What happened next did not make headlines. On Christian television, Beshir Kamel, the brother of two of the murdered men, thanked ISIS for not editing out the men’s last declaration of faith in Christ because it had strengthened his own faith. He then added that the families of those who were killed were “congratulating one another.” He said: “We are proud to have this number of people from our village who have become martyrs … Since the Roman era, Christians have been martyred and have learned to handle everything that comes our way. This only makes us stronger in our faith because the Bible told us to love our enemies and bless those who curse us.”
When the host asked whether he could forgive ISIS, Kamel relayed what his mother had said she would do if she saw one of the men who killed her son: “My mother, an uneducated woman in her sixties, said she would ask [him] to enter her house and ask God to open his eyes because he was the reason her son entered the kingdom of heaven.” When the host invited him to pray for his brothers’ killers, Kamel prayed, “Dear God, please open their eyes to be saved and to quit their ignorance and the wrong teachings they were taught.”4
This is what the Letter means when it says that Christians are set apart by their love. This love makes no sense apart from Jesus Christ. It shows how Christian faith can turn ordinary men and women into heroes. Christians in the Middle East offer us a powerful lesson in how to live as Jesus lived. And their suffering also challenges us to come to their aid.
The Coptic martyrs and their families offer us two lessons. First, the religious liberty that Americans take for granted is actually quite rare in the world. Even in the United States, our freedom to preach, teach, and witness our Catholic faith is only as strong as our willingness to live the faith vigorously in our own lives, and to work and fight for it in the public square. The Church has no shortage of critics eager to smother her voice and constrain her mission.
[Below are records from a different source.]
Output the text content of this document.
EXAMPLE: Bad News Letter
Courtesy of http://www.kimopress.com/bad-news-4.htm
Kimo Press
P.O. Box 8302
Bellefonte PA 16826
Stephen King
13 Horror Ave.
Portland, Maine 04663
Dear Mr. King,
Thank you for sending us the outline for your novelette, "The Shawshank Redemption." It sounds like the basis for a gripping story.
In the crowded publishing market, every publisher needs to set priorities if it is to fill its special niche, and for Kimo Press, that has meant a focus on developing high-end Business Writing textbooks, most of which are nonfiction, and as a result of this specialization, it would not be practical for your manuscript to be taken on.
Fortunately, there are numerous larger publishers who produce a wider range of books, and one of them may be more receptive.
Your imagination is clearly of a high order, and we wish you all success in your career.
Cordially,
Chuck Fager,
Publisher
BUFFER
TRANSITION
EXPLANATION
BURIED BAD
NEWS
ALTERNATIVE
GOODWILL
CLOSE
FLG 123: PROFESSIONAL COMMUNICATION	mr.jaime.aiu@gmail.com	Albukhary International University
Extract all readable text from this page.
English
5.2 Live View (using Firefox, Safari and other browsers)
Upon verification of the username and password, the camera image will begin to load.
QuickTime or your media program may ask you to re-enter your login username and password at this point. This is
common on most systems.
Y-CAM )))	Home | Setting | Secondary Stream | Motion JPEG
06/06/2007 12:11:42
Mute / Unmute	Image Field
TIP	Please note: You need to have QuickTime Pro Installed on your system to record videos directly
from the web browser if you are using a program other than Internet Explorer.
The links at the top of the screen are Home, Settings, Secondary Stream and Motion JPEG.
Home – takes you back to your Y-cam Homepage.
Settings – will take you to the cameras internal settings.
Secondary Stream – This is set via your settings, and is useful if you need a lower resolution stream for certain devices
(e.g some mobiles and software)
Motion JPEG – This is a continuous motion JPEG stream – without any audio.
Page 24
But second, we can never forget that we fight for the God of Love. We need to engage with that spirit even those who hate us. The Coptic martyrs and their families—like the early Christians—call us to claim the more excellent way. They remind us that we should bless our persecutors and pray for their conversion, that we should even be thankful for the opportunity to suffer for the sake of Christ. Only that kind of radical love can, in the end, bring victory not on the world’s terms, but the victory of genuine peace in Christ.
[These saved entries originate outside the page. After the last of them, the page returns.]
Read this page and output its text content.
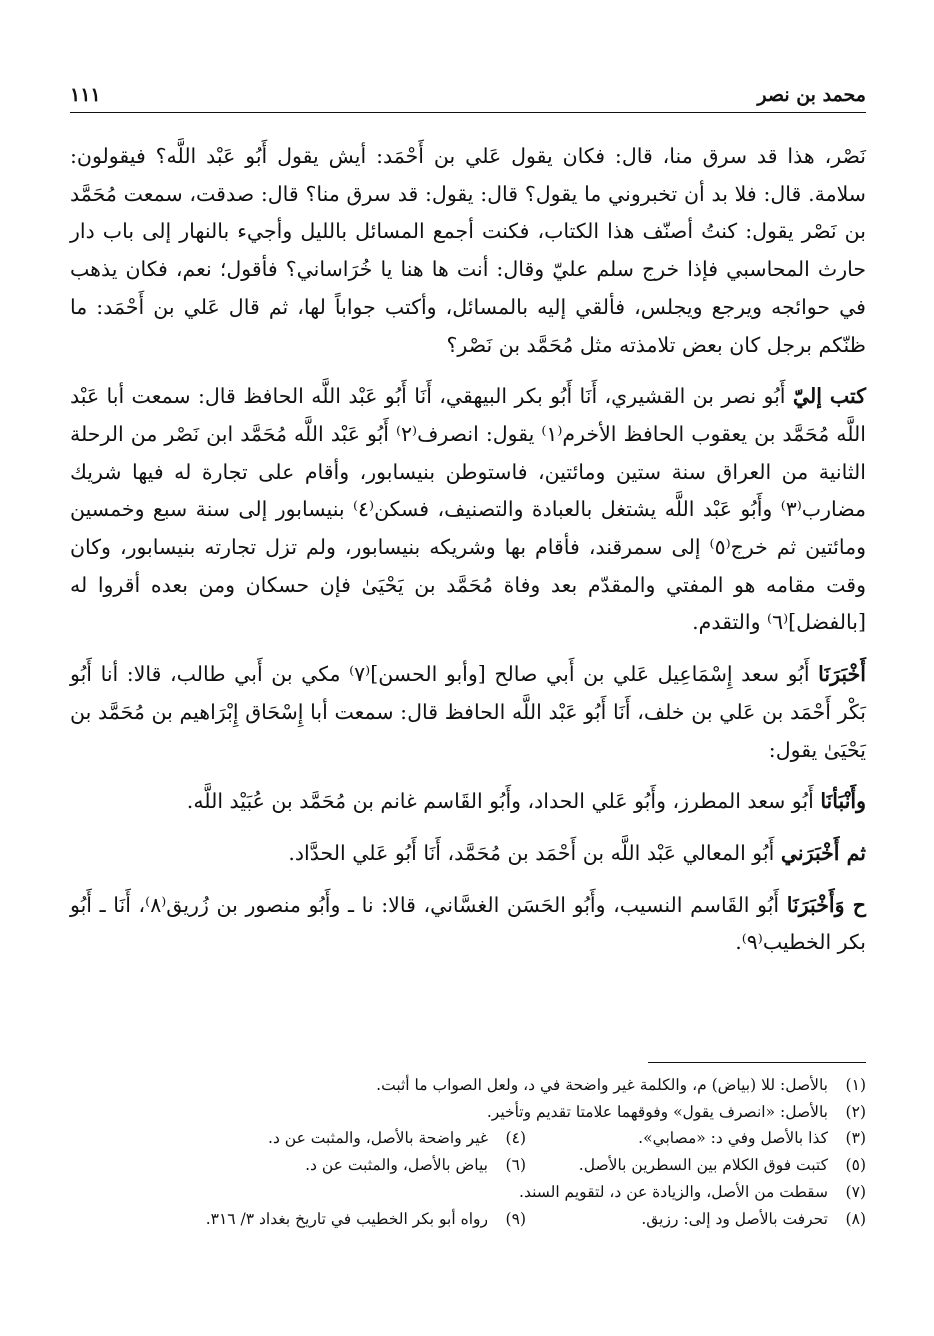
محمد بن نصر
١١١

نَصْر، هذا قد سرق منا، قال: فكان يقول عَلي بن أَحْمَد: أيش يقول أَبُو عَبْد اللَّه؟ فيقولون: سلامة. قال: فلا بد أن تخبروني ما يقول؟ قال: يقول: قد سرق منا؟ قال: صدقت، سمعت مُحَمَّد بن نَصْر يقول: كنتُ أصنّف هذا الكتاب، فكنت أجمع المسائل بالليل وأجيء بالنهار إلى باب دار حارث المحاسبي فإذا خرج سلم عليّ وقال: أنت ها هنا يا خُرَاساني؟ فأقول؛ نعم، فكان يذهب في حوائجه ويرجع ويجلس، فألقي إليه بالمسائل، وأكتب جواباً لها، ثم قال عَلي بن أَحْمَد: ما ظنّكم برجل كان بعض تلامذته مثل مُحَمَّد بن نَصْر؟

كتب إليّ أَبُو نصر بن القشيري، أَنَا أَبُو بكر البيهقي، أَنَا أَبُو عَبْد اللَّه الحافظ قال: سمعت أبا عَبْد اللَّه مُحَمَّد بن يعقوب الحافظ الأخرم⁽١⁾ يقول: انصرف⁽٢⁾ أَبُو عَبْد اللَّه مُحَمَّد ابن نَصْر من الرحلة الثانية من العراق سنة ستين ومائتين، فاستوطن بنيسابور، وأقام على تجارة له فيها شريك مضارب⁽٣⁾ وأَبُو عَبْد اللَّه يشتغل بالعبادة والتصنيف، فسكن⁽٤⁾ بنيسابور إلى سنة سبع وخمسين ومائتين ثم خرج⁽٥⁾ إلى سمرقند، فأقام بها وشريكه بنيسابور، ولم تزل تجارته بنيسابور، وكان وقت مقامه هو المفتي والمقدّم بعد وفاة مُحَمَّد بن يَحْيَىٰ فإن حسكان ومن بعده أقروا له [بالفضل]⁽٦⁾ والتقدم.

أَخْبَرَنَا أَبُو سعد إِسْمَاعِيل عَلي بن أَبي صالح [وأبو الحسن]⁽٧⁾ مكي بن أَبي طالب، قالا: أنا أَبُو بَكْر أَحْمَد بن عَلي بن خلف، أَنَا أَبُو عَبْد اللَّه الحافظ قال: سمعت أبا إِسْحَاق إِبْرَاهيم بن مُحَمَّد بن يَحْيَىٰ يقول:

وأَنْبَأنَا أَبُو سعد المطرز، وأَبُو عَلي الحداد، وأَبُو القَاسم غانم بن مُحَمَّد بن عُبَيْد اللَّه.

ثم أَخْبَرَني أَبُو المعالي عَبْد اللَّه بن أَحْمَد بن مُحَمَّد، أَنَا أَبُو عَلي الحدَّاد.

ح وَأَخْبَرَنَا أَبُو القَاسم النسيب، وأَبُو الحَسَن الغسَّاني، قالا: نا ـ وأَبُو منصور بن زُريق⁽٨⁾، أَنَا ـ أَبُو بكر الخطيب⁽٩⁾.

(١)
بالأصل: للا (بياض) م، والكلمة غير واضحة في د، ولعل الصواب ما أثبت.
(٢)
بالأصل: «انصرف يقول» وفوقهما علامتا تقديم وتأخير.
(٣)
كذا بالأصل وفي د: «مصابي».
(٤)
غير واضحة بالأصل، والمثبت عن د.
(٥)
كتبت فوق الكلام بين السطرين بالأصل.
(٦)
بياض بالأصل، والمثبت عن د.
(٧)
سقطت من الأصل، والزيادة عن د، لتقويم السند.
(٨)
تحرفت بالأصل ود إلى: رزيق.
(٩)
رواه أبو بكر الخطيب في تاريخ بغداد ٣/ ٣١٦.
The next paragraph of the Letter may be the most remarkable of all:
To put it simply: What the soul is in the body, that Christians are in the world. The soul is dispersed through all the members of the body, and Christians are scattered through all the cities of the world. The soul dwells in the body, but does not belong to the body, and Christians dwell in the world, but do not belong to the world. The soul, which is invisible, is kept under guard in the visible body; in the same way, Christians are recognized when they are in the world, but their religion remains unseen. The flesh hates the soul and treats it as an enemy, even though it has suffered no wrong, because it is prevented from enjoying its pleasures; so too the world hates Christians, even though it suffers no wrong at their hands, because they range themselves against its pleasures. The soul loves the flesh that hates it, and its members; in the same way, Christians love those who hate them. The soul is shut up in the body, and yet itself holds the body together; while Christians are restrained in the world as in a prison, and yet themselves hold the world together. The soul, which is immortal, is housed in a mortal dwelling; while Christians are settled among corruptible things, to wait for the incorruptibility that will be theirs in heaven. The soul, when faring badly as to food and drink, grows better; so too Christians, when punished, day by day increase more and more. It is to no less a post than this that God has ordered them, and they must not try to evade it.
It’s a bold, even preposterous, statement. How could a small, disreputable sect begin to claim such a thing? Christians had no historical provenance, nothing great they could point to that might support such a claim. The only thing that could validate such a statement was this: Jesus of Nazareth rose from the dead. If the Resurrection happened, then that fact changes everything.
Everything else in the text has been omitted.